Um feixe neurovascular contendo a artéria poplítea, a veia poplítea e o nervo tibial (uma continuação do nervo ciático) viaja logo posterior à articulação do joelho.
O nervo fibular comum é o ramo lateral do nervo ciático.

O quadríceps consiste em reto femoral, vasto medial, vasto lateral e intermediário femoral.
inclui bíceps femoral, semitendíneo e semimembranoso;
Gastrocnêmio.
Tibial anterior.
Músculos que mantêm a estabilidade da articulação do joelho, incluindo quadríceps, músculos de sutura, isquiotibiais, músculos femorais finos, bíceps femoral, semitendíneo e semimembranoso.
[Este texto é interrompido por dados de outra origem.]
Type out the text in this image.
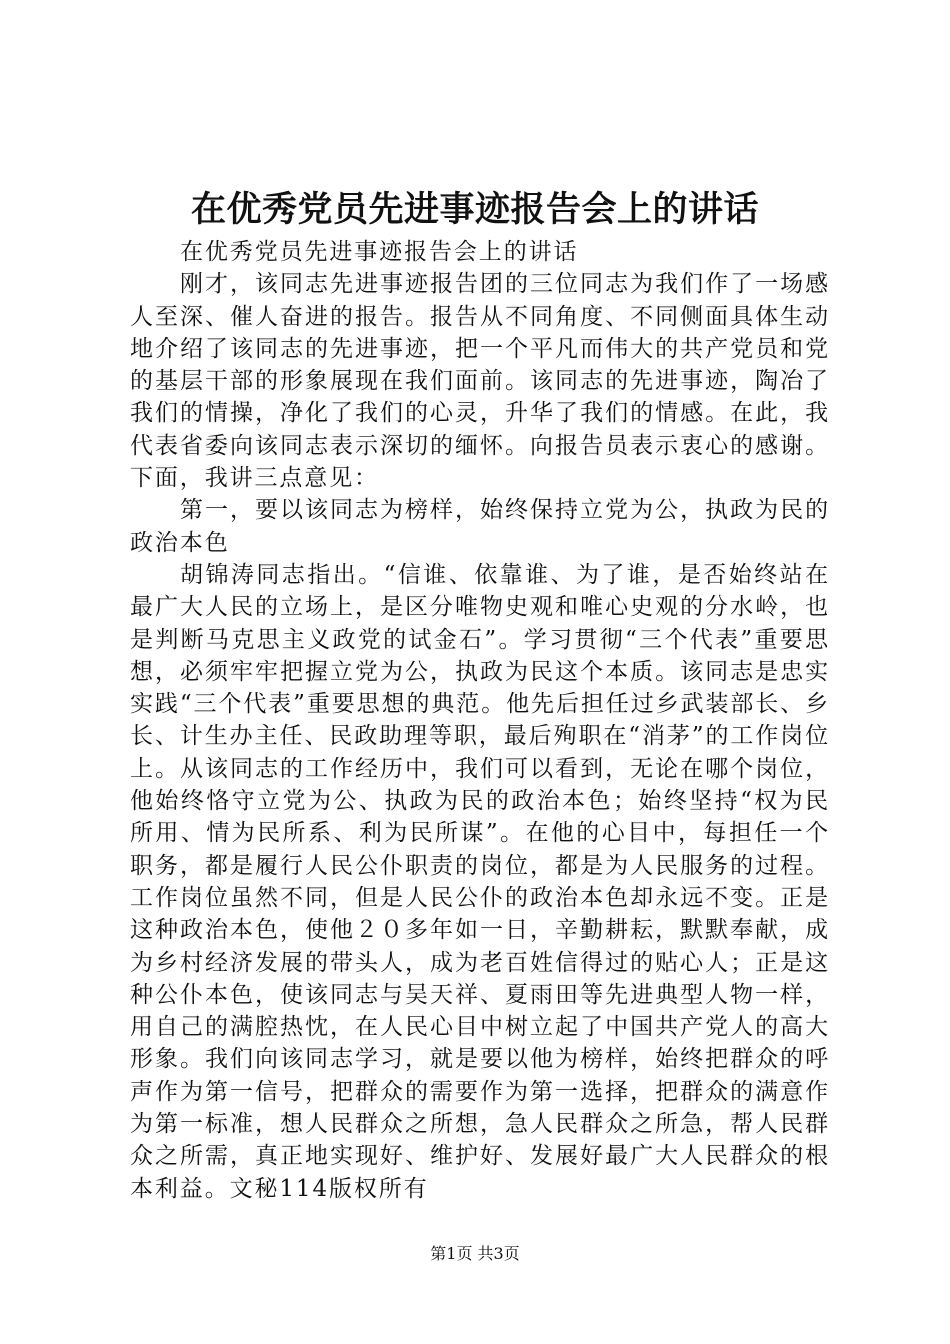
在优秀党员先进事迹报告会上的讲话

在优秀党员先进事迹报告会上的讲话

刚才，该同志先进事迹报告团的三位同志为我们作了一场感人至深、催人奋进的报告。报告从不同角度、不同侧面具体生动地介绍了该同志的先进事迹，把一个平凡而伟大的共产党员和党的基层干部的形象展现在我们面前。该同志的先进事迹，陶冶了我们的情操，净化了我们的心灵，升华了我们的情感。在此，我代表省委向该同志表示深切的缅怀。向报告员表示衷心的感谢。下面，我讲三点意见：

第一，要以该同志为榜样，始终保持立党为公，执政为民的政治本色

胡锦涛同志指出。“信谁、依靠谁、为了谁，是否始终站在最广大人民的立场上，是区分唯物史观和唯心史观的分水岭，也是判断马克思主义政党的试金石”。学习贯彻“三个代表”重要思想，必须牢牢把握立党为公，执政为民这个本质。该同志是忠实实践“三个代表”重要思想的典范。他先后担任过乡武装部长、乡长、计生办主任、民政助理等职，最后殉职在“消茅”的工作岗位上。从该同志的工作经历中，我们可以看到，无论在哪个岗位，他始终恪守立党为公、执政为民的政治本色；始终坚持“权为民所用、情为民所系、利为民所谋”。在他的心目中，每担任一个职务，都是履行人民公仆职责的岗位，都是为人民服务的过程。工作岗位虽然不同，但是人民公仆的政治本色却永远不变。正是这种政治本色，使他２０多年如一日，辛勤耕耘，默默奉献，成为乡村经济发展的带头人，成为老百姓信得过的贴心人；正是这种公仆本色，使该同志与吴天祥、夏雨田等先进典型人物一样，用自己的满腔热忱，在人民心目中树立起了中国共产党人的高大形象。我们向该同志学习，就是要以他为榜样，始终把群众的呼声作为第一信号，把群众的需要作为第一选择，把群众的满意作为第一标准，想人民群众之所想，急人民群众之所急，帮人民群众之所需，真正地实现好、维护好、发展好最广大人民群众的根本利益。文秘114版权所有

第1页 共3页
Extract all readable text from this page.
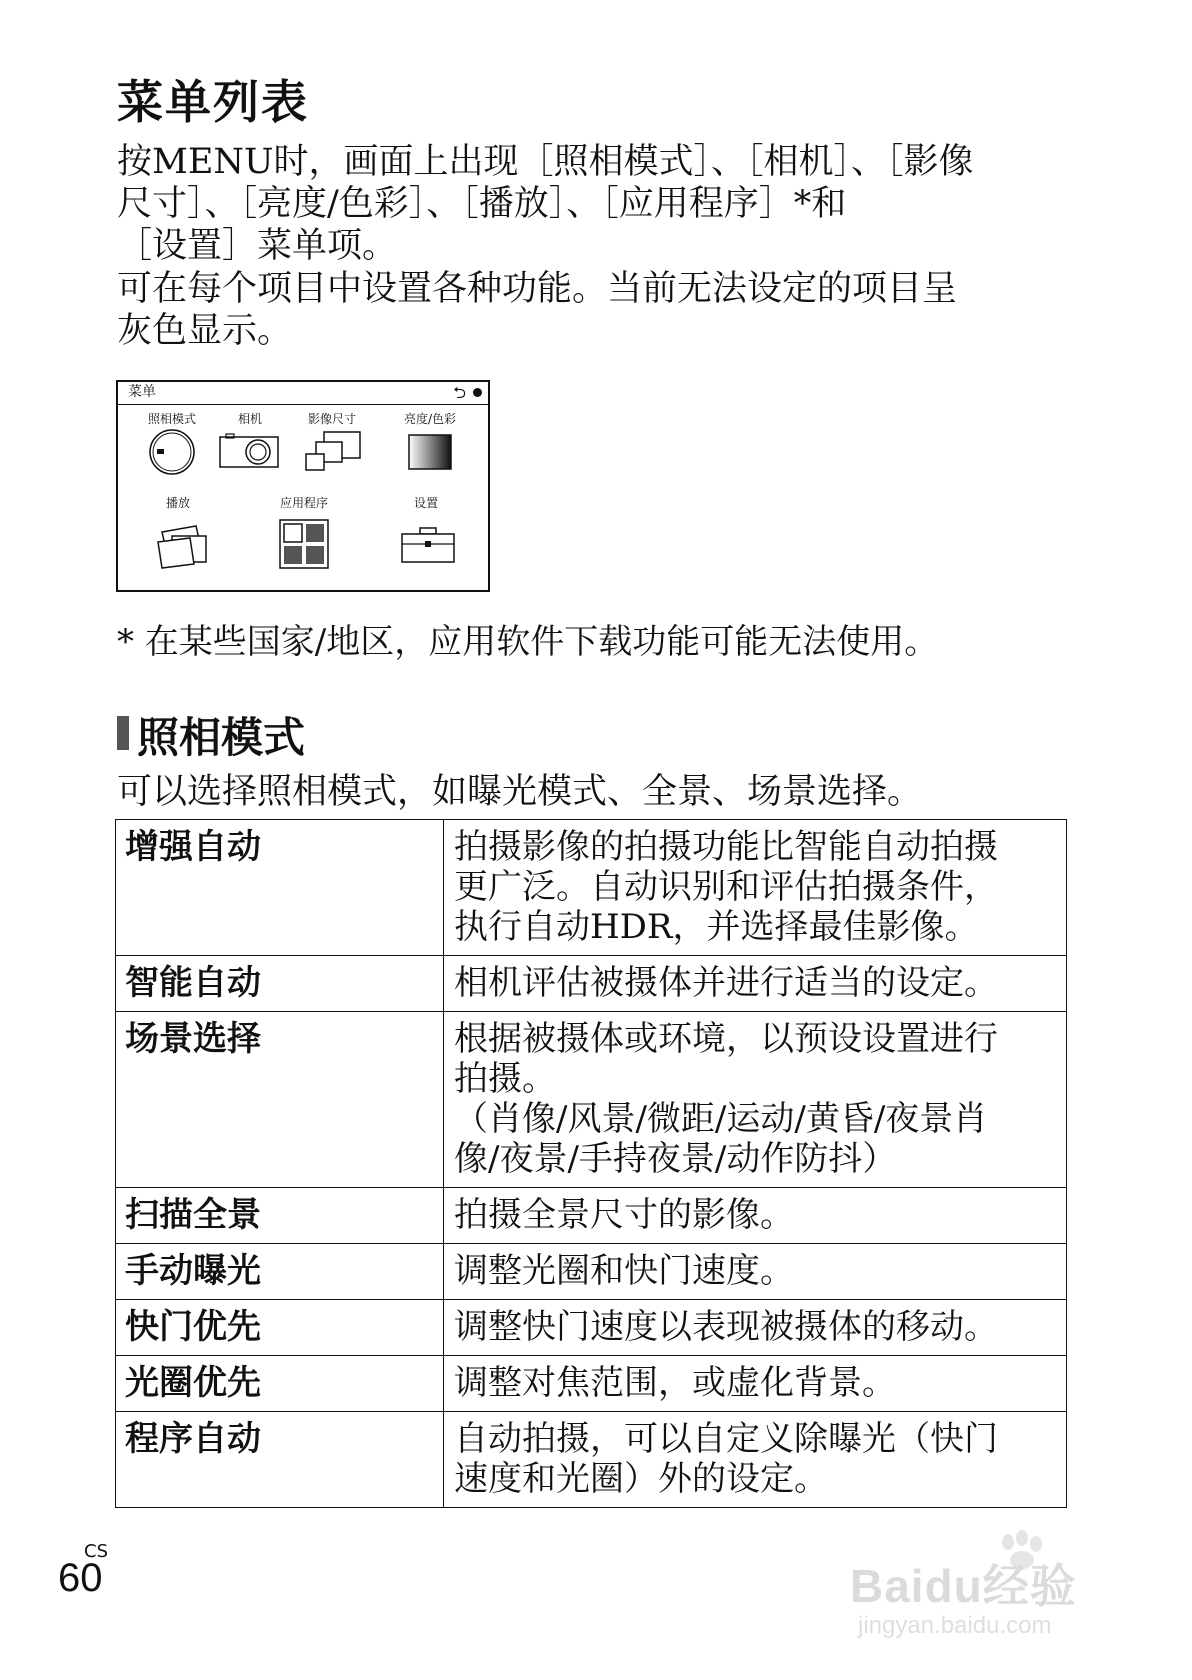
菜单列表

按MENU时，画面上出现［照相模式］、［相机］、［影像
尺寸］、［亮度/色彩］、［播放］、［应用程序］*和
［设置］菜单项。

可在每个项目中设置各种功能。当前无法设定的项目呈
灰色显示。

菜单	⮌
照相模式	相机	影像尺寸	亮度/色彩
播放	应用程序	设置

* 在某些国家/地区，应用软件下载功能可能无法使用。

照相模式

可以选择照相模式，如曝光模式、全景、场景选择。

增强自动	拍摄影像的拍摄功能比智能自动拍摄
更广泛。自动识别和评估拍摄条件，
执行自动HDR，并选择最佳影像。
智能自动	相机评估被摄体并进行适当的设定。
场景选择	根据被摄体或环境，以预设设置进行
拍摄。
（肖像/风景/微距/运动/黄昏/夜景肖
像/夜景/手持夜景/动作防抖）
扫描全景	拍摄全景尺寸的影像。
手动曝光	调整光圈和快门速度。
快门优先	调整快门速度以表现被摄体的移动。
光圈优先	调整对焦范围，或虚化背景。
程序自动	自动拍摄，可以自定义除曝光（快门
速度和光圈）外的设定。

CS

60	Baidu经验
jingyan.baidu.com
Observe a mobilidade e a simetria das articulações dos joelhos no lado afetado e no lado oposto do paciente e preste atenção se há inchaço localizado, cor anormal da pele e marcha anormal, etc.
verifique o local, profundidade, extensão e natureza da dor e do inchaço, com o lado afetado do paciente em posição relaxada tanto quanto possível.
Verifique a mobilidade da articulação do joelho através de atividades ativas e passivas do paciente.
Meça o comprimento de cada segmento do membro, bem como o comprimento total, circunferência do membro, amplitude de movimento das articulações, força muscular, área de perda de sensibilidade, etc., e faça registros e marcações.
- teste de patela flutuante: observe se há derrame na articulação do joelho do paciente.
Depois de apertar a bursa suprapatelar para permitir o acúmulo de líquido, se houver líquido na articulação do joelho, a patela é pressionada suavemente com o dedo indicador e, uma vez liberada a pressão, a patela flutuará para cima sob a força de empuxo do fluido, e quando a pressão for liberada, a patela terá uma sensação de estalo ou flutuação devido à força de empuxo

- Teste de gaveta: para verificar se há lesão no ligamento cruzado.
Teste da gaveta anterior: paciente deitado na cama, joelho flexionado 90°, pés apoiados na cama, mantido relaxado. Examinador contra os pés do paciente para fixá-lo, mãos segurando a extremidade tibial da articulação do joelho, puxar a panturrilha para a frente, como o deslocamento anterior da tíbia do que o lado saudável de 5mm é positivo, positivo sugere que a lesão do ligamento cruzado anterior (Nota: o teste de Lachman é o teste da gaveta anterior da flexão do joelho 30 °).

Teste da gaveta posterior: o paciente deita-se de costas, dobra o joelho a 90°, coloca as duas mãos na parte posterior da articulação do joelho, coloca o polegar no lado extensor, empurra e puxa a extremidade proximal da panturrilha para trás repetidamente, e a tíbia se move para trás no fêmur como positivo, o que sugere que o ligamento cruzado posterior está parcialmente ou completamente rompido.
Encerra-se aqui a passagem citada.